Not all styles of humor stand the test of time, and the documentary When Comedy Went To School, about the Borscht Belt stand-ups who worked the Catskills during the ’40s, ’50s, and ’60s, helplessly drives the point home. Entertainers like Sid Caesar, Jackie Mason, and Jerry Lewis may have been trailblazers—they essentially created the stand-up form—but the many “take-my-wife-please” bits seen here aren’t just stale, they’re cringe-inducing. It’s not simply a matter of age: Modern audiences still respond well to the Marx Brothers, W.C. Fields, and the films of Preston Sturges. The problem with the Borscht Belt comedians, perhaps, is that they came along during the conservative post-war era, when audiences—particularly Jewish audiences who’d recently survived the Holocaust—weren’t in the mood for deep societal skewering. People wanted comforting-funny then—jokes that twitted yet ultimately affirmed the rightness of their new middle-class American lives.

Not that any such analysis finds its way into When Comedy Went To School. It’s the squarest of square love letters, and it plays like one of those bland, slick History Channel specials. The on-screen host—yes, there’s an on-screen host—is comedian Robert Klein, who begins by intoning that, “Catskills hotels were the setting for the most important, fascinating era in American humor. During that time, comedy went to school. And what a graduating class!” Then, after a montage of comedian headshots scored to “Make ’Em Laugh,” directors Mevlut Akkaya and Ron Frank offer a weirdly sterile—even waspish—re-creation: Klein working as a Catskills busboy, staring with rapt, dreamy-eyed attention at the onstage entertainment and realizing, right then and there, that comedy is what he wants to do with his life. The whole movie is that banal. It actually ends with a slow-motion montage scored to “Send In The Clowns.”

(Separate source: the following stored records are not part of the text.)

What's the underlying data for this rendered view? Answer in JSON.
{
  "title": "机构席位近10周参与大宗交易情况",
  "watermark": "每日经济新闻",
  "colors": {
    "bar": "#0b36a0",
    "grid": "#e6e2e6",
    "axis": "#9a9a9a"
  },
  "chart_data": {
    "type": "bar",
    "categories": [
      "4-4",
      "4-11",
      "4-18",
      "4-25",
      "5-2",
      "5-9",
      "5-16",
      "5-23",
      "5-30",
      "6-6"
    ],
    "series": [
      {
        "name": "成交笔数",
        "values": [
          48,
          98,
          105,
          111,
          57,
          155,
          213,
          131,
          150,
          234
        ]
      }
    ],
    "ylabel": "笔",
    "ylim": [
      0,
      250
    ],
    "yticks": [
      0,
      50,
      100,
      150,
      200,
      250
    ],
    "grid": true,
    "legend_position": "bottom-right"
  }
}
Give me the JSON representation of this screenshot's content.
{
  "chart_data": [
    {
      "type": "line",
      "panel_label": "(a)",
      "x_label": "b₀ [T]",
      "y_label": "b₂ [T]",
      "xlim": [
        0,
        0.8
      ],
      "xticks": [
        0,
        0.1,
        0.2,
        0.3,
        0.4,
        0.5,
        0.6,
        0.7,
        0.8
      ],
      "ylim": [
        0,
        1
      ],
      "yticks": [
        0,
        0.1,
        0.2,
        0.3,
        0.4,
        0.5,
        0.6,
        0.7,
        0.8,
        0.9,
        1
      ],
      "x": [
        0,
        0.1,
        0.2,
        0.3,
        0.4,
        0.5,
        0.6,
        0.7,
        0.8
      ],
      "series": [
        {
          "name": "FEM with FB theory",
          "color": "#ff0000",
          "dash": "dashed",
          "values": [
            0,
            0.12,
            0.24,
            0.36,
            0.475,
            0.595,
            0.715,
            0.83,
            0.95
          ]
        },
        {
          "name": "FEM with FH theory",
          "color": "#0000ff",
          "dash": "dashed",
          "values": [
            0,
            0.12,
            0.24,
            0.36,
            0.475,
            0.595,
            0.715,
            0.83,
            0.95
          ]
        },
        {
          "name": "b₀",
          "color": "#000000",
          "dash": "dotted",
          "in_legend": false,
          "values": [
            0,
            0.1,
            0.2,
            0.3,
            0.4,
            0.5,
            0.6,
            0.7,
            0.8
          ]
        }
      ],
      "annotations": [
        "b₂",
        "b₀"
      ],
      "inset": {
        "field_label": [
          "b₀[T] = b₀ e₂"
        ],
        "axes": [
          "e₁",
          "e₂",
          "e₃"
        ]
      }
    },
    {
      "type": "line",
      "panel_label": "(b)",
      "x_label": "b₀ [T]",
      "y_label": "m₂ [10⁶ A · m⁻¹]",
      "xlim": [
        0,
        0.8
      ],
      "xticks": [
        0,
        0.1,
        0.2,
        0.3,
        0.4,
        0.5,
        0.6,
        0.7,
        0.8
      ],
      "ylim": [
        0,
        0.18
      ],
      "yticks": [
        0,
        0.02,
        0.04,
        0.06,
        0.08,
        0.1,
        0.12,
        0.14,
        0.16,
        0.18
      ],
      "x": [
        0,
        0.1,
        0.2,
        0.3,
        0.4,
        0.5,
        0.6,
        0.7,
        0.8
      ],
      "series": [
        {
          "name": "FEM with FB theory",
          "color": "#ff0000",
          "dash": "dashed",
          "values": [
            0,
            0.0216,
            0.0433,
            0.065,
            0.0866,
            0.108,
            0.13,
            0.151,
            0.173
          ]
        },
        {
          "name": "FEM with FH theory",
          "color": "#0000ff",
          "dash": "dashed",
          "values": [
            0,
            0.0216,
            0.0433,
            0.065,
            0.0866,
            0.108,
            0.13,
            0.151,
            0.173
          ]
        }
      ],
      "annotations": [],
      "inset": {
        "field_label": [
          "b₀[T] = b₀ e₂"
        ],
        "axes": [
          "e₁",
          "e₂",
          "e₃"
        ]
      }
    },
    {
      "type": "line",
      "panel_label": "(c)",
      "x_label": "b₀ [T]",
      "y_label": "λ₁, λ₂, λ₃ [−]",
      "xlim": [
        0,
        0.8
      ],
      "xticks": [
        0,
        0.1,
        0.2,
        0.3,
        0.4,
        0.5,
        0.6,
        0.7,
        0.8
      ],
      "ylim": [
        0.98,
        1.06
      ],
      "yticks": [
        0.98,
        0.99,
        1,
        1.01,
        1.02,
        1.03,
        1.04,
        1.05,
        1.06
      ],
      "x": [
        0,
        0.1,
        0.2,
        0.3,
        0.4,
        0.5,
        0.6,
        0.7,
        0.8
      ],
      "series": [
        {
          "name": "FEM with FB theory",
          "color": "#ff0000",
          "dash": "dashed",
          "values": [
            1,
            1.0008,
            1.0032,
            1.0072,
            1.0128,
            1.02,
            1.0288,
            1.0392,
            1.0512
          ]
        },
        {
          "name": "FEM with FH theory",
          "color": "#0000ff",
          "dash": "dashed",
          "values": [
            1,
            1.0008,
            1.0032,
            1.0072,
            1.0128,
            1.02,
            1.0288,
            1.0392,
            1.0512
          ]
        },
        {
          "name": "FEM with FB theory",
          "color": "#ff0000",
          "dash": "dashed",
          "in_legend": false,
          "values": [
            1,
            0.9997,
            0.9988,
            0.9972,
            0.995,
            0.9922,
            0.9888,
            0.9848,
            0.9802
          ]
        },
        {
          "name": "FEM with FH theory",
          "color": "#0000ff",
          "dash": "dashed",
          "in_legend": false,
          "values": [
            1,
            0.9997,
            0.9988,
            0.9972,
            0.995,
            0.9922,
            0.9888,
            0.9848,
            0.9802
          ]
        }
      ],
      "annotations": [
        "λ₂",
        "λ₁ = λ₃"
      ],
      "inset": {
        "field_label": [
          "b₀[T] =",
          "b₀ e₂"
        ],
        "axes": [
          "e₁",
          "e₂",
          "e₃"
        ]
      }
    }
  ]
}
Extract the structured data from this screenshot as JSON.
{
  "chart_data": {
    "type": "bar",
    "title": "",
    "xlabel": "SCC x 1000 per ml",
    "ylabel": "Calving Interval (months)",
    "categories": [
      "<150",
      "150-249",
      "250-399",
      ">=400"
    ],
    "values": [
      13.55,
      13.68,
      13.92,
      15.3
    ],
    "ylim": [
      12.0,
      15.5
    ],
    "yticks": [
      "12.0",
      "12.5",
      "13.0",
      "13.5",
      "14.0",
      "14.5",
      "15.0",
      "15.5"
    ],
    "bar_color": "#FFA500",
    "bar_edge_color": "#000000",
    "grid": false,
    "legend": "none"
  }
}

Still, like practically all other documentaries, When Comedy Went to School is at least mildly informative and provides a wide range of archival clips. (Very few of those clips, however, are from actual Catskills performances; they’re mostly from television appearances.) It also features talking-head commentary from the one and only Larry King, who worked as a Catskills busboy but was decidedly never a comedian at any point in his life. Accordingly, he talks about other things, like how he lost his virginity in the Catskills to an older, married woman, and how it happened on a baseball diamond at home plate, allowing him to say, for the rest of his life, that he “really scored.” Oy.